Denise Giardina, in her lyrical and moving novel of the mine wars, Storming Heaven, has union organizer Rondal Lloyd wonder what it is that finally makes a passive and cowed population rebel.
“Who can say why the miners were ready to listen to me?” he asks. “They broke their backs and died of roof falls and rib rolls and gas, their children went to bed hungry, and died of the typhoid, their wives took the consumption, they themselves coughed and spit up. True enough. They stayed in debt to the company store, they had no say at the mine or freedom of any kind, they could be let go at a moment’s notice and put out in the road, or beaten, or shot. All true. But it had always been that way, and they never fought back. Everything had always been the way it was, we were all pilgrims of sorrow, and only Jesus or the Virgin Mary could make it right. So why did they listen this time? Why did they decide that Jesus might not wait two thousand years for the kingdom to come, that Jesus might kick a little ass in the here and now?”
“Hell, it aint got nothing to do with Jesus,” the character Talcott tells him. “Half of ’em don’t believe in Jesus. They just stood all they can stand, and they dont care for it.”

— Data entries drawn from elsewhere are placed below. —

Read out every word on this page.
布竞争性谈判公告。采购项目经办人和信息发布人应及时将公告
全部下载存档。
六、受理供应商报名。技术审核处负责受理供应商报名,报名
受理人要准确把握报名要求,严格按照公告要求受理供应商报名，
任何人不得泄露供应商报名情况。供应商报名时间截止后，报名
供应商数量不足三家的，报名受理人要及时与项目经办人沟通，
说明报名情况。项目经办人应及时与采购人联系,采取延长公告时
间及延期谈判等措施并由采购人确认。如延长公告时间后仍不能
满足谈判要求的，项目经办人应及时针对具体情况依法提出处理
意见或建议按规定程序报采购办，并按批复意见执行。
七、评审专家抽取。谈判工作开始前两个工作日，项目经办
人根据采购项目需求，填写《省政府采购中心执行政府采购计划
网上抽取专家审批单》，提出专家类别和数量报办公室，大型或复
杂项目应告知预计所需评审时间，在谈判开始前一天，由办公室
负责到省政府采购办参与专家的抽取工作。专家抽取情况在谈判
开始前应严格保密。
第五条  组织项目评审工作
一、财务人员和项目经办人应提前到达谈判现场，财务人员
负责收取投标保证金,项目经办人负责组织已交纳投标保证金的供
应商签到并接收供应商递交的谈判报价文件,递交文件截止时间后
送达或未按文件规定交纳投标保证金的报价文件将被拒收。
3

Sound familiar? It is an old and cruel tactic in any company town. Reduce wages and benefits to subsistence level. Break unions. Gut social assistance programs. Buy and sell elected officials and judges. Fill the airwaves with mindless diversion and corporate propaganda. Pay off the press. Poison the soil, the air and the water to extract natural resources and leave behind a devastated wasteland. Plunge workers into debt. Leave them owing more on their houses than the structures are worth. Make sure the children will be burdened by tens of thousands of dollars lent to them for an education and will be unable to find decent jobs. Make sure that everything from hospital bills to car payments to credit card fees exact increasing pounds of flesh. And when workers stumble, when they cannot pay soaring interest rates, jack up rates further and deploy predators from debt collection agencies to harass the debtors and seize their assets. Then toss them away. Company towns all look the same. And we live in the biggest one on earth.